I’m recently finishing a Common Lisp web service used inside a company. An essential part of the reason why I choose Lisp in this case is, CLOS, one of the most powerful tools for designing complicated concepts. It’s a nice experience using CLOS to successfully solve some hard problems along with extending some components.

However, the embarrassing thing is I’ve never delivered a web application before, all I know is developing, debugging within SLIME and writing some scripts to deliver a binary executable so far. Web applications, however, are long-running services (or better said, “processes”). Once the services are started, you’d wish there are some tools to stop or restart them, basically. And if the service crashes somehow or the machine just has restarted due to some maintenance, it would be wonderful that the service itself could restart automatically. In this article, I therefore try to introduce two solutions that may just work for whoever is or will be searching for similar questions on the Internet.

1. TMUX

tmux1 is a software application that can be used to multiplex several virtual consoles, allowing a user to access multiple separate terminal sessions inside a single terminal window or remote terminal session. Before I got used to Emacs, I used tmux way much more to manage sessions on Linux. After all, Emacs is just an editor, no matter how much I love it. By using tmux, one can attach/detach sessions in an absolutely sane way. So, here are some recipes.
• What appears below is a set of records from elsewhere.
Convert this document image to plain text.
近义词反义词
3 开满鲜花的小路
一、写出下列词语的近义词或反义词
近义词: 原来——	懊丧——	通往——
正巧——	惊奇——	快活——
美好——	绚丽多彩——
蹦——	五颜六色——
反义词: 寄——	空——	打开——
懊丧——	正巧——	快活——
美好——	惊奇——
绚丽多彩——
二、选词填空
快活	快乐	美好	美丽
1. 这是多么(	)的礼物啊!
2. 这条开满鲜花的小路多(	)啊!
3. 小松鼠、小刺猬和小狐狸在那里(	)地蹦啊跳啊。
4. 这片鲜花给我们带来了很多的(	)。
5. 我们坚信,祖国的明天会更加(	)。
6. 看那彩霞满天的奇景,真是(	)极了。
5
1.1 for creating a new session

$ tmux new -s session-name

1.2 for attaching a session

$ tmux a -t session-name

1.3 for detaching from a session

$ tmux detach 
# or use the shortcut
$ Ctrl-b d

1.4 for killing a session

$ tmux kill-session -t session-name

1.5 for sending keys to a session

$ tmux send-keys -t session-name "(+ 1 2 3)" C-m

One might be curious what does send-keys subcommand do exactly. In the above example, first imagine we already have a session where SBCL got started, tmux then sent an expression (+ 1 2 3) to Lisp followed by a new line which is indicated by C-m:

Now you can see, by using send-keys, one can write shell scripts to start, stop, reload (fasl files), restart lisp services or just send any expressions to evaluate without putting too much efforts into it. For more information about tmux’s commands, please check its manual.

2. Supervisor

tmux is both powerful and flexible, however, it can not tell us (through, for example, logging) if the server crashed or even restarted itself automatically after an unexpected crashed. We thus need some sort of processes management tool.
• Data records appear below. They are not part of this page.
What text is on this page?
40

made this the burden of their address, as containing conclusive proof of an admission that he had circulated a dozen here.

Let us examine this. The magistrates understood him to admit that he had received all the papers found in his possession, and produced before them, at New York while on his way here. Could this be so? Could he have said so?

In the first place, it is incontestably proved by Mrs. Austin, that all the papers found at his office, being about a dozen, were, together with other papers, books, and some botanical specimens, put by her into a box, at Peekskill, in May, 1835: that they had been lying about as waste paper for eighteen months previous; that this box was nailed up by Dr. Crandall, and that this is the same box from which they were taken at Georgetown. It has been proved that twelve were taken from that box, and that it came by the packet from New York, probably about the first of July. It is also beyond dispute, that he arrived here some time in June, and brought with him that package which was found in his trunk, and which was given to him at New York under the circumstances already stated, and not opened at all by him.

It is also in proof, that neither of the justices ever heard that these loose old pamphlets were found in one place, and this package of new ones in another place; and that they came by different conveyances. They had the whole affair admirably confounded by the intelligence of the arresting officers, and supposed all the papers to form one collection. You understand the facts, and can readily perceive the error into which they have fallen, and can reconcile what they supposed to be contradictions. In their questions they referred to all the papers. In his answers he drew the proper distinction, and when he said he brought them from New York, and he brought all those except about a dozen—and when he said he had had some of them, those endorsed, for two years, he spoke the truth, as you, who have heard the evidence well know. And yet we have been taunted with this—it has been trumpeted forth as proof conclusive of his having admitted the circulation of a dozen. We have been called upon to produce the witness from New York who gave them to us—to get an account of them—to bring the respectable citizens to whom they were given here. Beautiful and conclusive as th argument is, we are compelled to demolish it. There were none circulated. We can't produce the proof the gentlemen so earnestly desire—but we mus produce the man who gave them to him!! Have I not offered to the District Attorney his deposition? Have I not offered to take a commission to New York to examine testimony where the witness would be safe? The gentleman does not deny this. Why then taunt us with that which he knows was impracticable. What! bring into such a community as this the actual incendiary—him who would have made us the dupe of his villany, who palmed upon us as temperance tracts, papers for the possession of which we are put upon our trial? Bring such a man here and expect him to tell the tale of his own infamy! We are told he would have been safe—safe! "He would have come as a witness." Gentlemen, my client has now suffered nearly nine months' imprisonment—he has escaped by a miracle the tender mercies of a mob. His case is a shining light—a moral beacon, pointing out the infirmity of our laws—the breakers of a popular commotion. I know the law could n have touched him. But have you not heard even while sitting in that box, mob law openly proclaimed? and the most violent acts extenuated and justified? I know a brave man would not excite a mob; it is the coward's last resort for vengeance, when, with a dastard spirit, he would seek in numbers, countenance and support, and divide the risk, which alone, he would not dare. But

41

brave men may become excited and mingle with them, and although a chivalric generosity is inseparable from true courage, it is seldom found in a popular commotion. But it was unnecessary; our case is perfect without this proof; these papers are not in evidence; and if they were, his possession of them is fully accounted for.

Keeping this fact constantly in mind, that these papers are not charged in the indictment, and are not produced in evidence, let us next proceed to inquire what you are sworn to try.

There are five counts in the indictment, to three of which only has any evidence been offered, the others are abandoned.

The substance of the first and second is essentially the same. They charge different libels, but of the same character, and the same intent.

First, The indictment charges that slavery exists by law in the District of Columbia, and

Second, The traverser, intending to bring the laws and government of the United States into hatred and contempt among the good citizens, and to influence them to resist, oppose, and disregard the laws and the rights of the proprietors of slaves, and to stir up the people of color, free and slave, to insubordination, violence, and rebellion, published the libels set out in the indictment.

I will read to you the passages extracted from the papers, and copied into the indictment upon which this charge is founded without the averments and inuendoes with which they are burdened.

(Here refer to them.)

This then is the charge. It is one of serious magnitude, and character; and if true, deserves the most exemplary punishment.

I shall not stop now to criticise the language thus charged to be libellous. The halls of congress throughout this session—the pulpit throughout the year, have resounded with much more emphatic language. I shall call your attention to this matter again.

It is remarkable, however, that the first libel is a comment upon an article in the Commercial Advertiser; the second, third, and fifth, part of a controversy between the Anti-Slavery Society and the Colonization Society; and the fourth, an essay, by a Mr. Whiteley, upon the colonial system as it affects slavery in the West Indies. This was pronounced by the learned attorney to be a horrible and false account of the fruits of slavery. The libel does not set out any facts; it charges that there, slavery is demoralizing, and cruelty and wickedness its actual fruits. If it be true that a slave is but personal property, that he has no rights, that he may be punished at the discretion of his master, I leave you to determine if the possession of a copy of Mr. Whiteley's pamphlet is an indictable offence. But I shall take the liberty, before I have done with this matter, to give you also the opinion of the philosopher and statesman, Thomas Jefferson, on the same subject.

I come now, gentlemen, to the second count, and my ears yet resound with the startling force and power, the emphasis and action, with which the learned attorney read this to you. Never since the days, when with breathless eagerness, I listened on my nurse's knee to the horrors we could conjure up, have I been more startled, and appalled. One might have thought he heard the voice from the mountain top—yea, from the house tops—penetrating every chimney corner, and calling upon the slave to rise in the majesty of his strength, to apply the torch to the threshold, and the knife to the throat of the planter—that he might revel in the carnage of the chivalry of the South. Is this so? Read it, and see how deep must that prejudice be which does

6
Supervisor is a client/server system that allows its users to monitor and control a number of processes on UNIX-like operating systems.2 This is a piece of Python software, and it is for Python 2.x only. I’m definitely not the first one who came up with using this tool, as a matter of fact, way back at 2013, Fukamachi wrote an essay talking about how he managed to deploy Quickdocs3 web services. In that paper, Supervisor along with Nginx are proposed, and Clack, a piece of software written by himself was used as well.

Fukamachi didn’t write the essay in English, unfortunately, but it’s not hard to understand what he proposed. Basically, one can prepare a Makefile like this to start the service:

SERVER_PORT=8000
SWANK_PORT=4005

define sbcl
	sbcl --noinform --disable-debugger \
		--load /home/david/quicklisp/setup.lisp \
		--eval '(progn $1)' \
		--eval '(progn $2)'
endef

start:
	$(call sbcl, \
		(ql:quickload :lucerne-hello-world) (ql:quickload :swank), \
		(lucerne:start lucerne-hello-world:app :port $(SERVER_PORT)) \
		(swank:create-server :port $(SWANK_PORT) :style :spawn :dont-close t))

Then define your service in supervisord.conf:

[program:lucerne]
command=make -f /paht-to-your-Makefile/Makefile start
directory=/your-project-path
numprocs=1
autostart=true
autorestart=true
user=david
redirect_stderr=true
stdout_logfile=/var/log/supervisor/lucerne-hello-world.log

For more information about how to use Supervisor, please check its documentation which is very comprehensive and easy to understand. The last thing I want to discuss is, within the above Makefile example, one may notice that we start a swank server besides the Lisp web service. Supervisor can indeed monitor services, but what about if we want to compile lisp code even when the service is running? That is, we don’t want to issue sudo service supervisor restart but just re-compile and load pieces of fasl files into the original Lisp image and keep it running. Within Emacs, one can manage to achieve that goal by issuing M-x slime-connect 127.0.0.1 40054 and then start to re-compile (C-c C-c) definitions or just inspect and debug, dynamically. In the end, one can even connect to a Lisp image which is deployed at a remote machine. Please check the documentation at this page.

  1. Wikipedia, tmux, https://en.wikipedia.org/wiki/Tmux 

  2. Supervisor: A Process Control System, http://supervisord.org 

  3. Quickdocs, Library Documentation Hosting for Common Lisp, http://quickdocs.org 

  4. If your specified the port 4005 for swank, of course.